Tuesday, December 27, 2016

The Season of Liberal Panic



By Jim Geraghty
Tuesday, December 27, 2016

A presidential victory by a candidate you detest isn’t supposed to be the end of the world — or the end of your world.

Yet since November, the panicked reaction from progressives seems to be intensifying instead of passing. Over at Out, an activist declares, “It’s the early days of AIDS all over again.” Senator Bob Menendez describes “fear and panic in the immigrant community,” with those living in the country illegally selling off their possessions and preparing to move quickly. The Week asks whether Trump’s presidency will “quash scientific progress in America.”

The media are filled with anecdotes of more personal hysteria: Stress eating is making some Americans gain the “Trump Ten” extra pounds. A Los Angeles sex therapist said her female clients have told her the election killed their libido. Hairstylists in Washington report more women wanting dramatic changes to their haircuts and colors. Even those whose professional role is to help people cope with stress find themselves overwhelmed. A therapist asked, “How can I treat patients when the world is spinning out of control?”

Do these people need a hug, or to be vigorously shaken and told to snap out of it? They’re experiencing a colossal emotional transformation even though nothing has actually changed in their day-to-day lives. They are exactly the same people they were on November 8. Everything they had the day before — their smarts (or lack thereof), their work ethic, their skills, their passions, their vision — is still there. Trump’s election didn’t do anything to them. And yet they’re reacting to the election like they’ve been physically assaulted.

These stress-eating, sex-forsaking, anxiety-attack-ridden souls’ sense of identity and self-worth is obviously tied up with the success of the Democratic party, their partisan identification so psychologically intense that their physiological condition changes depending upon election outcomes.

They apparently also suffer from short memories. They forget that the situation was reversed eight years ago, and reversed again eight years before then, and eight years before then. You would think Democrats would take some solace from how quickly fortunes changed for the Republicans. At this time eight years ago, the defeat of both the Republican party and the conservative movement appeared complete and unlikely to be reversed for a long time. In 2009, Newsweek’s cover declared, “We Are All Socialists Now.” Tom Davis lamented that the GOP had become “a white, rural, regional party.” Political scientists discussed an emerging “permanent Democratic majority.” President Obama greeted Republican objections to his stimulus bill with a simple “I won,” asserting that the debate was over.

We don’t know precisely what the future holds, but history teaches us that Republican control of Washington will not last forever. The last three midterms have brought giant swings, as voters recoil from what they just endorsed two years earlier. Colossal defeats tend to motivate people. The early decisions of the Obama administration of 2009 provided the catalyst for the Tea Party movement; a 2010 survey of Tea Party leaders found they were “driven by an overwhelming, often personal, feeling that future generations’ well-being weighs on their shoulders.” The early years of Obama stirred Republicans to seek office; in 2010, the GOP had a candidate running in 430 districts, the most in 30 years.

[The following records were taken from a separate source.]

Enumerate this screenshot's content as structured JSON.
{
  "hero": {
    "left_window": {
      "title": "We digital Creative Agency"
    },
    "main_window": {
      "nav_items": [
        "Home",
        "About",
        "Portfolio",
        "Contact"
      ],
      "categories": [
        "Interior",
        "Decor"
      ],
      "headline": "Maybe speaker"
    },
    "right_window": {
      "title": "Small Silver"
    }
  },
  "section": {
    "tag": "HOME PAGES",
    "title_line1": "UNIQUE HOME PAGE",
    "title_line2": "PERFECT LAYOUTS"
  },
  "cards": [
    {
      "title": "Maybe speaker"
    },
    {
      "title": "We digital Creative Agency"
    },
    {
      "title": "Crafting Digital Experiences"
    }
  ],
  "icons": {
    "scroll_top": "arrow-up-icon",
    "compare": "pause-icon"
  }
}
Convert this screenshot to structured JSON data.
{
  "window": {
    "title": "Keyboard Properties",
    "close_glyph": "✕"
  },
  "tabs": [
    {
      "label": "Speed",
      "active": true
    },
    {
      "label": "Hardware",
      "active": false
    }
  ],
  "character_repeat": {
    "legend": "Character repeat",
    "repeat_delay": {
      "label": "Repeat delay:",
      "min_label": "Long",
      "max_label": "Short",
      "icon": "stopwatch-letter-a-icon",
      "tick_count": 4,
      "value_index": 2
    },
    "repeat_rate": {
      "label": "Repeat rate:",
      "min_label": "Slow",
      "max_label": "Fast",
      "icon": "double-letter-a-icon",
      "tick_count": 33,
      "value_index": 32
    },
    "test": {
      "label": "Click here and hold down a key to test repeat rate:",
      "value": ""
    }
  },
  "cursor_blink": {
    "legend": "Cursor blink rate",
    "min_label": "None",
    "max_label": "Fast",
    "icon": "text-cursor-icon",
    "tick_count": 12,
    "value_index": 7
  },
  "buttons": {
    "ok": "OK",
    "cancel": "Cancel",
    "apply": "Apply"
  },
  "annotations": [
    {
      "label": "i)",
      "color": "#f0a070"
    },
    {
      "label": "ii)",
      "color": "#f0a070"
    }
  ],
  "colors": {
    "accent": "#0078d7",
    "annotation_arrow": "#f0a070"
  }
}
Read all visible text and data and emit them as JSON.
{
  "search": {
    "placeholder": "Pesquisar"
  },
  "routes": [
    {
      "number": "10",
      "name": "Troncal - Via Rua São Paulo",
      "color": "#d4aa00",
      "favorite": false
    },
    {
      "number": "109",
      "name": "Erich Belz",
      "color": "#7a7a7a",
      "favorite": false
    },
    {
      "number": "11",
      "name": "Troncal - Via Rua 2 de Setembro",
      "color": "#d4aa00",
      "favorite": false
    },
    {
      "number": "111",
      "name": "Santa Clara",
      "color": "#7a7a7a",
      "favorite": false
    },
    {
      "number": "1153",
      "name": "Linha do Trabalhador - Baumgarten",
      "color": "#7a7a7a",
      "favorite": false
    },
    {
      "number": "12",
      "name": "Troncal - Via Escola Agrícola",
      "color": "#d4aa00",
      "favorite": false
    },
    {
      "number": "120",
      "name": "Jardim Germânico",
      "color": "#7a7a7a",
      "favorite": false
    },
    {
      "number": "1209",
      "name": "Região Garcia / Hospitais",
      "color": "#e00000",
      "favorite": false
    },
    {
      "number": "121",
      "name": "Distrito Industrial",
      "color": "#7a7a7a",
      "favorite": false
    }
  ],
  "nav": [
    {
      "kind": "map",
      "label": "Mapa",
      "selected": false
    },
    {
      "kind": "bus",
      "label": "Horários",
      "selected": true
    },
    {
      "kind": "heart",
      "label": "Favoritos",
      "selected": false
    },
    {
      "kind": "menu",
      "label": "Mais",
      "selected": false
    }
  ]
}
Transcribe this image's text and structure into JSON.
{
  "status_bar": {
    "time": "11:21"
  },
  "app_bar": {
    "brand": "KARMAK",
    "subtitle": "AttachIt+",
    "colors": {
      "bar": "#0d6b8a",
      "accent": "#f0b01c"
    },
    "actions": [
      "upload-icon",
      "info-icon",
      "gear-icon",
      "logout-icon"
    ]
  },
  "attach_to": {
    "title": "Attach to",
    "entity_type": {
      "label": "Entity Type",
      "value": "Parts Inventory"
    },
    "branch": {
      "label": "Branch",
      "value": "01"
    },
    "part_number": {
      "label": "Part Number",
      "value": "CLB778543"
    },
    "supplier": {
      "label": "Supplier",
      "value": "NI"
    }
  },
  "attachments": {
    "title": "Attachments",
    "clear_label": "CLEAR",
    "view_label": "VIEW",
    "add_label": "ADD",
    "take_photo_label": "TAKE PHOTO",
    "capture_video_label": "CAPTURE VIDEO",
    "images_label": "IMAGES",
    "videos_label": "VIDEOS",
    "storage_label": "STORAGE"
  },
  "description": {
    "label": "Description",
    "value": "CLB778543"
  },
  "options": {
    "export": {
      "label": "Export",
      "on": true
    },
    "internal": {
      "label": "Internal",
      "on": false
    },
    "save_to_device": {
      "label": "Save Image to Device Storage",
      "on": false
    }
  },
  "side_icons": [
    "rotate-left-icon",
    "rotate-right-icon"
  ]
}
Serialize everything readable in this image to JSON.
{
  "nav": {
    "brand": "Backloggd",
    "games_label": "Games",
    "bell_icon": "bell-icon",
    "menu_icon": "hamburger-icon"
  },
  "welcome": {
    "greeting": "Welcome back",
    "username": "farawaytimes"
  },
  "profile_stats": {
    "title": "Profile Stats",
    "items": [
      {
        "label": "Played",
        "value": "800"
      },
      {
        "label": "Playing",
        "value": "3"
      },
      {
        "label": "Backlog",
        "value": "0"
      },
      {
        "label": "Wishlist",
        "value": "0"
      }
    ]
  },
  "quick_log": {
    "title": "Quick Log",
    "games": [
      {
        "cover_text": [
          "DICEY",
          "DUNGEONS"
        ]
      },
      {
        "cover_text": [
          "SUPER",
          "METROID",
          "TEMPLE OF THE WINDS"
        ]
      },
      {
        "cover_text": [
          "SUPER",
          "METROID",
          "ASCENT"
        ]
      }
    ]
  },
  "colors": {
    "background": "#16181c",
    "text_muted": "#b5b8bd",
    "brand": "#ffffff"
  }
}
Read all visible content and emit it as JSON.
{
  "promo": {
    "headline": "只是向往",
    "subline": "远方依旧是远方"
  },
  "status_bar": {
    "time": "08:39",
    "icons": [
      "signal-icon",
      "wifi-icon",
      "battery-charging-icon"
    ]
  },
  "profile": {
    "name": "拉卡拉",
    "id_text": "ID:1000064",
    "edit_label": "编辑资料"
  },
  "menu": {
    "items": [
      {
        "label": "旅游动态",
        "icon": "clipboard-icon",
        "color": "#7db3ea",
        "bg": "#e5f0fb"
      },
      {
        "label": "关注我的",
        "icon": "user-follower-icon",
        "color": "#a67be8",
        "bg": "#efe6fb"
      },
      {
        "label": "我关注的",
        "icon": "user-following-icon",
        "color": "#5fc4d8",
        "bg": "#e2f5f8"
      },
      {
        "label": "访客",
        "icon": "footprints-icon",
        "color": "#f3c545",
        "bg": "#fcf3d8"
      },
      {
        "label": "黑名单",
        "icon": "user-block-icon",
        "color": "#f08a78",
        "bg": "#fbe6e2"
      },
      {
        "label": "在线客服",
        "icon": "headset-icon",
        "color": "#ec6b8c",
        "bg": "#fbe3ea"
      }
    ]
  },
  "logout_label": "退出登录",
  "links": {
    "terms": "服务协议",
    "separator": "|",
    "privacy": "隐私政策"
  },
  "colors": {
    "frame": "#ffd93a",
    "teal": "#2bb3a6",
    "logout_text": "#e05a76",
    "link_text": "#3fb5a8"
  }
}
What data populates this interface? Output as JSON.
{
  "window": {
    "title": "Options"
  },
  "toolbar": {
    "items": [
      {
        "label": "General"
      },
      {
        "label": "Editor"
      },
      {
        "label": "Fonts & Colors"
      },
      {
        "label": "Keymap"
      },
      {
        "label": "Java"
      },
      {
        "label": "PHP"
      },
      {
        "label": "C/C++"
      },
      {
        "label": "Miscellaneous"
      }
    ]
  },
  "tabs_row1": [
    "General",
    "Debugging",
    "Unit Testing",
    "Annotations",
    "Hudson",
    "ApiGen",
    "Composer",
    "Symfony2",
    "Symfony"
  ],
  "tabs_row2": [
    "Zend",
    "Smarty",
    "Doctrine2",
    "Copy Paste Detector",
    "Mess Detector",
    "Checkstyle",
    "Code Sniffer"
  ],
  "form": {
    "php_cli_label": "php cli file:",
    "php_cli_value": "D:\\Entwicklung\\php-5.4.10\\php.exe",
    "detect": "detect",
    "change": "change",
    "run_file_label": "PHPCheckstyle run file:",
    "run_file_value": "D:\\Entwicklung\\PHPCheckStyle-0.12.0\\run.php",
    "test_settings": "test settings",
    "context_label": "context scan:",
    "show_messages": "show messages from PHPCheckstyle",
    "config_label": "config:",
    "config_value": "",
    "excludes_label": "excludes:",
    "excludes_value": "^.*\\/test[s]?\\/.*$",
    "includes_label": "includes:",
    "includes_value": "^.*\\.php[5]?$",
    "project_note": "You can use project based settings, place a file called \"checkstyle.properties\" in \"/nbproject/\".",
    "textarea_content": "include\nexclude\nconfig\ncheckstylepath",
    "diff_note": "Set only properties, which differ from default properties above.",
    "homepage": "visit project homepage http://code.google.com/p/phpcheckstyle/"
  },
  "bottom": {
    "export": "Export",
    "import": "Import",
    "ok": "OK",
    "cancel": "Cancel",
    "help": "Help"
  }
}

Democrats may not be able to win a comparable comeback in 2018, but their party and activists will have better days ahead. The speed of that recovery, however, will be partially dependent upon the Left’s ability to move on from its post-election malaise and focus on the fights to come. Treating every Trump decision as another sign of national and personal apocalypse is psychologically unhealthy and politically counterproductive.

Look, we on the right feel your pain, progressives. Your party lost an election you’re absolutely convinced they should have won? We’ve been there. You think the media took it easy on the opposing candidate, was easily distracted by trivial non-stories, and relentlessly harsh on your candidate? Trust us, we can relate. You’re worried that the country you knew and loved and grew up in is being replaced by a tawdry, easily distracted, ill-informed, narcissistic facsimile? We know what that’s like.

But we’re here to tell you that wallowing in your instinctive feelings of impending doom is the wrong way to deal with defeat. You can’t see the better days ahead with your chins in your chests. And if you can’t see them, you can’t reach them.